Тебя же – и не тронул пальцем. Помни
В твоей судьбе не я повинен – Время.
Собой эпоху ты открыл – холодной
войны.
ПРИЗРАК МИХОЭЛСА:
Чем заслужил такую честь?
Откройте эту тайну мне – чтоб стоя
Перед Судом последним, я, вернее,
Мой вечный Дух не ежился от страха,
Что собственную смертью я разжег
Войну, пусть и холодную...
СТАЛИН:
Вопрос
Иначе должен быть поставлен.
ПРИЗРАК МИХОЭЛСА:
В чем
Вина моя?
СТАЛИН:
Ну что ж, твою вину
Мы разъясним народу, Но, конечно,
Не в некрологе – в нем ты будешь горько
Оплакан нами... А потом узнают,
Что ты служил... стране враждебной...
ПРИЗРАК МИХОЭЛСА:
Я?
Стране враждебной?
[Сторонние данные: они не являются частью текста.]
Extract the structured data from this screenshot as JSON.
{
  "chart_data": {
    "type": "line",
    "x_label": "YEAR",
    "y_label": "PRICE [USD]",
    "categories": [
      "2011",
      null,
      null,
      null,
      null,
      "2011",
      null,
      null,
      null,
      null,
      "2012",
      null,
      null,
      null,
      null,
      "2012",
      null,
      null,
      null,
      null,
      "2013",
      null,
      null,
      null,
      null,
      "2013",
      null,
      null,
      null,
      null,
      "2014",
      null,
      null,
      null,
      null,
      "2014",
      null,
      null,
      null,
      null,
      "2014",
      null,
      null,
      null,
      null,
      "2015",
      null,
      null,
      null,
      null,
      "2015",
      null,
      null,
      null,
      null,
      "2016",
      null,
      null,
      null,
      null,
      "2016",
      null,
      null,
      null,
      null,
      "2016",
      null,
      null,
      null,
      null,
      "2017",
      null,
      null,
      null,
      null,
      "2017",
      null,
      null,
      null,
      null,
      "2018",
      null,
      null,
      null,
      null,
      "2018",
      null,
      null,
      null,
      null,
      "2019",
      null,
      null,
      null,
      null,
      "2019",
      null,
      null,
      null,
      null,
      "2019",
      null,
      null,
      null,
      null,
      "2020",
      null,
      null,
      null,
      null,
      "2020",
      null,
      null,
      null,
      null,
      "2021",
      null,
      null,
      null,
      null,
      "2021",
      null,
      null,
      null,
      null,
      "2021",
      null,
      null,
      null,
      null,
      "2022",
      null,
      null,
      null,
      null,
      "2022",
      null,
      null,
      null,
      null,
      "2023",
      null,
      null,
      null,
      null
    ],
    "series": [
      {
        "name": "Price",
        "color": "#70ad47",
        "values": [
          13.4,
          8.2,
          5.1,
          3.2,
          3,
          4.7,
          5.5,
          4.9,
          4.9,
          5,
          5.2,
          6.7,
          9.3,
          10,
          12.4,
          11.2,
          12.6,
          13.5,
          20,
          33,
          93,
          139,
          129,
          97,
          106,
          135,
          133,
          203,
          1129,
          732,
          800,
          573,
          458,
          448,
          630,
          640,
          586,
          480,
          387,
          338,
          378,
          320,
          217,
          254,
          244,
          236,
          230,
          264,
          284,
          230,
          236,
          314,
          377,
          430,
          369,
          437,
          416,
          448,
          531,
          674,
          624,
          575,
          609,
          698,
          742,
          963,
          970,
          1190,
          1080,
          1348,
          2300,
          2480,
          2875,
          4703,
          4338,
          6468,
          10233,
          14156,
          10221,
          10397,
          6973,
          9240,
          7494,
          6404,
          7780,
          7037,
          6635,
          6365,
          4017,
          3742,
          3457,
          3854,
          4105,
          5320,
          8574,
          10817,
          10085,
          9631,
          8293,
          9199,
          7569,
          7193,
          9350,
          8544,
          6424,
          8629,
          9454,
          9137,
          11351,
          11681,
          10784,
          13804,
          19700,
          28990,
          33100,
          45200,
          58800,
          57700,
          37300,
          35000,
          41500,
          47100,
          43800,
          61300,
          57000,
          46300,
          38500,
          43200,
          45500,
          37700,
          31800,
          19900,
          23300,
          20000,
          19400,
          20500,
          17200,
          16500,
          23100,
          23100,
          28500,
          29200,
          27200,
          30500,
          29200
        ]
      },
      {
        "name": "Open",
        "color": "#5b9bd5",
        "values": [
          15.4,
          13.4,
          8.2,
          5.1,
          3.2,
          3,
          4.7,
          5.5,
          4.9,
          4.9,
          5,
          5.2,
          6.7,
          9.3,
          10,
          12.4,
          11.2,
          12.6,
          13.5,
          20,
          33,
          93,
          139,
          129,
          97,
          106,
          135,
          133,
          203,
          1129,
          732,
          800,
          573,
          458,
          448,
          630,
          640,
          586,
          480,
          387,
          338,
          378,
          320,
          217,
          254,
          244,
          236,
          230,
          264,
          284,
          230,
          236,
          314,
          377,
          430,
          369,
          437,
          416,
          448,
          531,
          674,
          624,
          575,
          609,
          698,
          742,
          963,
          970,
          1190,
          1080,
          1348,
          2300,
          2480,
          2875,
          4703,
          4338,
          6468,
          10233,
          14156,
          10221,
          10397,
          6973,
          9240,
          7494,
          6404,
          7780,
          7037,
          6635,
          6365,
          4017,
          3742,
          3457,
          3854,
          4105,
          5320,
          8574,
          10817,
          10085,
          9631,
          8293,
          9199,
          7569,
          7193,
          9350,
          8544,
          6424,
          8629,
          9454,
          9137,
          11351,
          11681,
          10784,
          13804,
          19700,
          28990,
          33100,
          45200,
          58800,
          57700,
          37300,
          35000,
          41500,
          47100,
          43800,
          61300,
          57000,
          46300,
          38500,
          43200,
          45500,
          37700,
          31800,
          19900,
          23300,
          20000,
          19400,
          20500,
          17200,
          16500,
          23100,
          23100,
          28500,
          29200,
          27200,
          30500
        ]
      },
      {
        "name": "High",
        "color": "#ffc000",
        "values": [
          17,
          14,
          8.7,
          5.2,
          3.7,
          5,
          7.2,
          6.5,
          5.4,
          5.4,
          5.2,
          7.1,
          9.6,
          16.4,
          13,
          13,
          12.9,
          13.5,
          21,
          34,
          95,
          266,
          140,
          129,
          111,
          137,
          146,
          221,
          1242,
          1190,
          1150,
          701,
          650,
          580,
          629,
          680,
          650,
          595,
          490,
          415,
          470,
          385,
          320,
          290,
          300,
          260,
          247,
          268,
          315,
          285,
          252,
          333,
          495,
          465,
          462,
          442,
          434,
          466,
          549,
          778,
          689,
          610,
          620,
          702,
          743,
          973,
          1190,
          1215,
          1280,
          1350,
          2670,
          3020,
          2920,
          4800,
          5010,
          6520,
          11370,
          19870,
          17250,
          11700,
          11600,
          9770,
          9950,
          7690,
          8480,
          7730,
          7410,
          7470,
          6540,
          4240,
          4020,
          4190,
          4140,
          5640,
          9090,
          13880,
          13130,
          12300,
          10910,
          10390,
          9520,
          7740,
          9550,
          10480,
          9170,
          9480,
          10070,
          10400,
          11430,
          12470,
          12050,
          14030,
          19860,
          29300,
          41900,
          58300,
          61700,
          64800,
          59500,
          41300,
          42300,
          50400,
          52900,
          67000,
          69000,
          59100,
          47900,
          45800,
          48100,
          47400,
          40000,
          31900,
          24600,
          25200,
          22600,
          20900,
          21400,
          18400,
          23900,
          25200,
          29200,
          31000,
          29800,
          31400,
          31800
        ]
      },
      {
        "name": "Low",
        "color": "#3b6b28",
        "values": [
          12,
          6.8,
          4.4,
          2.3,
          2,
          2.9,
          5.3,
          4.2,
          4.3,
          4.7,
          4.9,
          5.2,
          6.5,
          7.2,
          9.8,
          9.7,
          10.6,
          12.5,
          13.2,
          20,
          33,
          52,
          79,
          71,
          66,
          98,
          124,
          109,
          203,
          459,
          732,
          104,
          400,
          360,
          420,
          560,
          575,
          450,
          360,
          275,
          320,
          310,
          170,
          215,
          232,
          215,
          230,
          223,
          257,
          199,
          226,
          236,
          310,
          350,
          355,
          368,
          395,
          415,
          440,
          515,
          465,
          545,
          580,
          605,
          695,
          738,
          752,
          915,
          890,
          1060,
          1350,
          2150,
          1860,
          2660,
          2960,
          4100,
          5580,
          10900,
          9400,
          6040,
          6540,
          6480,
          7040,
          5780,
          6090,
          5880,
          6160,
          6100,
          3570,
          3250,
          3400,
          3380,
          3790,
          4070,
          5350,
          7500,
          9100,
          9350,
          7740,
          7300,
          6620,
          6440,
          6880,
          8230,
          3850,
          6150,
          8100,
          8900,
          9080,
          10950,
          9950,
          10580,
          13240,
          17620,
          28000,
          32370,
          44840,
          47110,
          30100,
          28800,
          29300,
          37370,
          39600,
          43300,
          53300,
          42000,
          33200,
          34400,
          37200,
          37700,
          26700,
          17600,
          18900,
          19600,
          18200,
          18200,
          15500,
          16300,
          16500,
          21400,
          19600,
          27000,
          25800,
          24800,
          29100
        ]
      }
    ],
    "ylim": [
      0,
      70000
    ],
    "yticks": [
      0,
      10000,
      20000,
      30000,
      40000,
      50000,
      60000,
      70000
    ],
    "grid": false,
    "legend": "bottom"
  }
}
Но кому?
СТАЛИН:
Кому –
Ты лучше знаешь. Так что не ломай
Комедию. Ты ж, кажется, актер
трагический?
ПРИЗРАК МИХОЭЛСА:
Трагический... Но даже
Шуты и зубоскалы-хохмачи
Смеются у евреев, как известно,
Сквозь слезы... Я – служил стране враждебной...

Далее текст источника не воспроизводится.